67年1~4月のビール各社の出荷量は合計56万1200キロリットル、前年同期に対し6.7%の増加という状況であった。ここまではあまりパッとしない成績であったが、5月に入ると出荷が大幅に伸び始めた。5、6月の出荷を前年同期と比べると、次の通り。
1967年1~4月… 561,161キロリットル 6.7%
5月………………205,149キロリットル 9.2%
6月………………334,660キロリットル 25.1%
5月の出荷は前年同期に対し9.2%増、6月は25.1%の伸びを記録した。その結果、67年1~6月の出荷量は合計110万1500キロリットルとなり、前年同期に対する伸び率は久々に10%の大台に乗せ、12.3%となった。

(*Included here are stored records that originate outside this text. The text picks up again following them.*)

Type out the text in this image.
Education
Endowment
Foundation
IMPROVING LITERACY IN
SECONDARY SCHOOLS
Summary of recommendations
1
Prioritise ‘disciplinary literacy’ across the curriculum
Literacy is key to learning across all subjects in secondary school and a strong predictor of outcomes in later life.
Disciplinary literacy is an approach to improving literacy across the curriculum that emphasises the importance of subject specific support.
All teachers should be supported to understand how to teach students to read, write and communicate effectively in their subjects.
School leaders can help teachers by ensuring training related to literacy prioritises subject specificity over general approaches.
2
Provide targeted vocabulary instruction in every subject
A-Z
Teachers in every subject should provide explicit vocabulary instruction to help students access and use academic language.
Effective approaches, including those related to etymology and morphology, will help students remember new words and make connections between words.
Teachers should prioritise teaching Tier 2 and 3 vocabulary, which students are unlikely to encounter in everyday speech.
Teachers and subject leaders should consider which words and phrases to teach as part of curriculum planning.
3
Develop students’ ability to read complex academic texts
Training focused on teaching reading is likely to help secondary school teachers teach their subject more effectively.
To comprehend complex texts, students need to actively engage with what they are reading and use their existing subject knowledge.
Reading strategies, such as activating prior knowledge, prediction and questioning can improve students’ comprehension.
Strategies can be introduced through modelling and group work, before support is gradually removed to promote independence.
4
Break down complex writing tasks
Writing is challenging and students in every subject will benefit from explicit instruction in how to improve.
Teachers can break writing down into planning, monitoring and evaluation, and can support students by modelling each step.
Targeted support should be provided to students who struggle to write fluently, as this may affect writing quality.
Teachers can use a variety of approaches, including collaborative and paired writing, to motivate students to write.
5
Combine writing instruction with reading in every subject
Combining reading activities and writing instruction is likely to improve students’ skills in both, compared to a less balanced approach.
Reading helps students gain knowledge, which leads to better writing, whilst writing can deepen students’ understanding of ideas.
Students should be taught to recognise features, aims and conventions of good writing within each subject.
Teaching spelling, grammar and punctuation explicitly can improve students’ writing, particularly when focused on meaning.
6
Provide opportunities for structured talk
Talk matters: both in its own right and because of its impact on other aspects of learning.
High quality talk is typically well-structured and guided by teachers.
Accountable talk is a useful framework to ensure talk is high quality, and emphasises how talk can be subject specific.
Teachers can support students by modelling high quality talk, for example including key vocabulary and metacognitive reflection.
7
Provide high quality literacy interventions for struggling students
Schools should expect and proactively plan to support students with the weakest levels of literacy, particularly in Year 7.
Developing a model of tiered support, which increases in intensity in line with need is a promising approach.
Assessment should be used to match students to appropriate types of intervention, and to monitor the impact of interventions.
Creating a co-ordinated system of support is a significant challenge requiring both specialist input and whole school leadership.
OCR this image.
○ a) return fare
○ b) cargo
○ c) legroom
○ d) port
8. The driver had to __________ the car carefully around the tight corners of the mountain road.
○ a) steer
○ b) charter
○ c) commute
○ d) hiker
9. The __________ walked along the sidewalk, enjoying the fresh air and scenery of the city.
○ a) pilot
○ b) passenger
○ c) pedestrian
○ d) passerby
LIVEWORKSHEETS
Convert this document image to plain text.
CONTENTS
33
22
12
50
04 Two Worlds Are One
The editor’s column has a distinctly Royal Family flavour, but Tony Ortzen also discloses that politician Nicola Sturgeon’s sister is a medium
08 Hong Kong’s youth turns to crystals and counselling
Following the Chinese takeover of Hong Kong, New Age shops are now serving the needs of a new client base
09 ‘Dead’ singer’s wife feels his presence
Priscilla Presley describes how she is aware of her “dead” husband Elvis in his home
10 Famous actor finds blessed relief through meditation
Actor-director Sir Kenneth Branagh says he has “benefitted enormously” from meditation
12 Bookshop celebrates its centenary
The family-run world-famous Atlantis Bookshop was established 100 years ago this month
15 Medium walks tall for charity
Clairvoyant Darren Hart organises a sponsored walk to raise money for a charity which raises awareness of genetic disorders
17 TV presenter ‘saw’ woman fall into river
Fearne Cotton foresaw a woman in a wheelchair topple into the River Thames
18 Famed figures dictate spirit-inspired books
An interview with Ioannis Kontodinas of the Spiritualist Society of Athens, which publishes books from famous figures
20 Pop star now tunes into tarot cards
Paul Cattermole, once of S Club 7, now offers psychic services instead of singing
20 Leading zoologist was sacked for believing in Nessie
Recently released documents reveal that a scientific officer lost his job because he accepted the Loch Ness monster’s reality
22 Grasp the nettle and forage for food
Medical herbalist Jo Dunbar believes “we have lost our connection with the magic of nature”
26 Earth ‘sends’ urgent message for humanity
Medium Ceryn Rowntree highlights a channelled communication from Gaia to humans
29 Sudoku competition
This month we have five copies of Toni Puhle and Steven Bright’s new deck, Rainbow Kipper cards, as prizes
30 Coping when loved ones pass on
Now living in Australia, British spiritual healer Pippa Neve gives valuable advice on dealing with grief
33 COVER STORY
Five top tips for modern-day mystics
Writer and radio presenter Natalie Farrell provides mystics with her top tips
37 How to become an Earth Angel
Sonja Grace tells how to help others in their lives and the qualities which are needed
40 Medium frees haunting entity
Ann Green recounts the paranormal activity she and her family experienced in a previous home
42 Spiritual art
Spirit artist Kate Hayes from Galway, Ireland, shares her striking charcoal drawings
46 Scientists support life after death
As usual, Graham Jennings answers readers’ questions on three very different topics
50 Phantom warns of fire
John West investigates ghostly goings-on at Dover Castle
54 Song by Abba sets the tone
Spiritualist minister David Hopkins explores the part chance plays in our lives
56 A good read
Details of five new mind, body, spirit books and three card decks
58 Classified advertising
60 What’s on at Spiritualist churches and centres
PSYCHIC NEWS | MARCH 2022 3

今年は、春の“ビールスト”が例年になく長びいた。その影響が出てきたこともあるが、シーズン入りと同時に需要が急増したため、各社ともビールの生産が間に合わなくなった。
麒麟は4月から、サッポロ、朝日も6月上旬から、それぞれ割り当て出荷に切り替えた。麒麟は例年、夏になるとビールが足らなくなり、割り当て出荷を行っていた。しかし、3社がそろって出荷規制に踏み切ったのは、61年以来6年ぶりのことである。
ここへきてビールの需要が大幅に伸びてきたのは、5月以降雨が少なく高温が続いたこと、もう一つは、景気が上向いてきたためである。ビールの売れ行きは天候と、景気の動向に大きく左右される。65、66年のビール出荷が完全な伸び悩みに終わったのも、不況と天候不順のダブルパンチを受けたためである。
65年のビール出荷は、その前の今年に比べ0.03%減、66年は6.5%の増加にとどまった。65、66年の両年をならしてみると、出荷はその前に比べ、ほとんど増えなかった。
麒麟の高橋朝次郎専務は「ビールの売れ行きは、何といっても、天候に左右される。特に、シーズン時の天候が決め手となる。その点今年は恵まれている。この調子でいけば、今年はビールの当たり年になるだろう」と語っている。今年は5、6月と月を追って出荷が伸びている。久々の好天で、業者の表情はいかにも明るい。
今年のビール界には、もう一つの特徴が見られる。それは新製品が相次いで登場したこと、工場の増設、新設計画が活発化してきたことである。外国会社と業務提携した会社、技術輸出に成功した会社もある。